Alex Brandon/AP Photo
The Bowles-Simpson debt commission meets in a Senate hearing room, Dec. 1, 2010.
Alex Brandon/AP Photo
The final version of the report from the bipartisan panel on the federal deficit and debt has been out for a few hours and it's getting slammed just as the draft report did for either not having enough teeth or for having too many teeth.
The panel portentously entitled the report: The Moment of Truth.
The panel seeks to reduce the federal debt by $4 trillion dollars over ten years by a series of steps, many of them unpopular.
Among its recommendations, it calls for Congress to cap discretionary spending, double the gas tax, reduce and eliminate many popular tax deductions and raise the Social Security retirement age.
The co-chairs, Democrat Erskine Bowles, a former Clinton White House official, and Republican Alan Simpson, a former senator from Wyoming, are now looking for votes for the report.
Besides their own, they have two senators, Judd Gregg, a New Hampshire Republican, and Kent Conrad, a North Dakota Democrat. Gregg is retiring so doesn't need to worry about any political blowback from supporting the controversial report.
They also have a few other commitments, including Honeywell CEO David Cote. All told, they appear at have at least seven votes.
They need agreement from 14 of the 18 panel members to get their report to a Senate vote. Few expect them to reach 14 votes.
Here's a critical reaction from a scholar at the Mercatus Center at George Mason University whose academics are of the free-market school:
The Commission’s spending caps will likely be changed or ignored without better budget rules, says David Primo, a scholar at the Mercatus Center at George Mason University and political science professor at the University of Rochester.
“It's disappointing that the Deficit Commission aimed so low in the area of budget rules,” Primo said. “The rules that the Commission proposed are either internal to Congress or statutory, but these rules can easily be change or ignored, and they have been historically. We saw it in the 1980s with the failed attempts to balance the budget, and we saw it early this year when Congress thumbed its nose at its own PAYGO rules almost immediately after enacting them.”
Primo continues: “The commission’s plan lacks teeth without the right kinds of budget rules. All the proposed caps can be side-stepped. What we need are constitutional budget rules, which are much harder to change and are more readily enforceable.”
And here's a liberal criticism:
Washington, DC - The need for our nation to rebuild the middle class-the real engine of our economy-was completely overlooked in the new job-killing recommendations from the National Commission on Fiscal Responsibility and Reform earlier today. Tamara Draut, Vice President of Policy and Programs at Demos responded with the following statement.
“The final recommendations released today illustrate how out of touch many on the Fiscal Commission, and many of those wielding influence in the Beltway, are with the everyday economic concerns and fears of Americans everywhere. This plan ignores the need for immediate public investments to spur job creation, relies too heavily on discretionary spending cuts, and slashes Social Security at a time when fewer Americans can count on a secure retirement.
“Outrageously, it embarks on a job-killing austerity path next fall (fiscal year 2012), when unemployment is still projected to be near 10 percent.
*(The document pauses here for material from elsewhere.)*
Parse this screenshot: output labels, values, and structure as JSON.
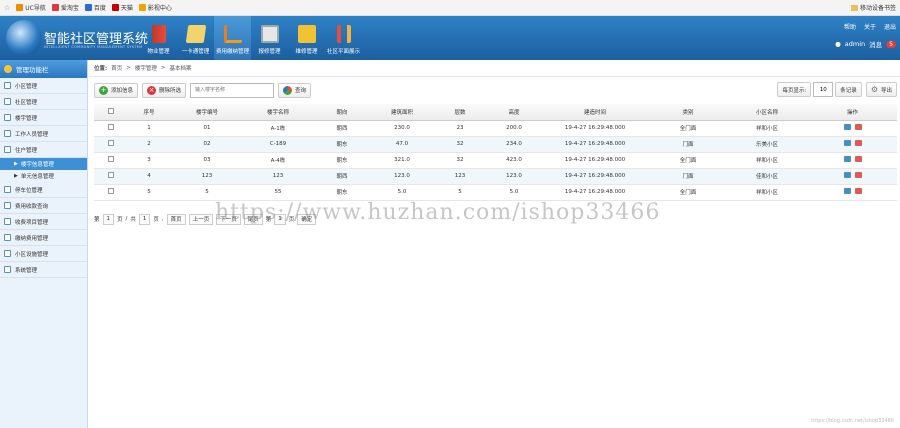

In addition to imperiling the recovery in the short-term, the arbitrarily low debt target also hamstrings our ability to invest in our own economy – as our global competitors are doing.
“Are the $4 trillion Bush tax cuts (the same amount saved by the Commission’s proposals) worth sacrificing America’s place in the world? The Our Fiscal Security blueprint shows that we can rebuild the middle class, invest in our own economy, and put our nation's finances on a sustainable path. The Commission’s recommendations would guarantee that America’s greatest days our behind us.”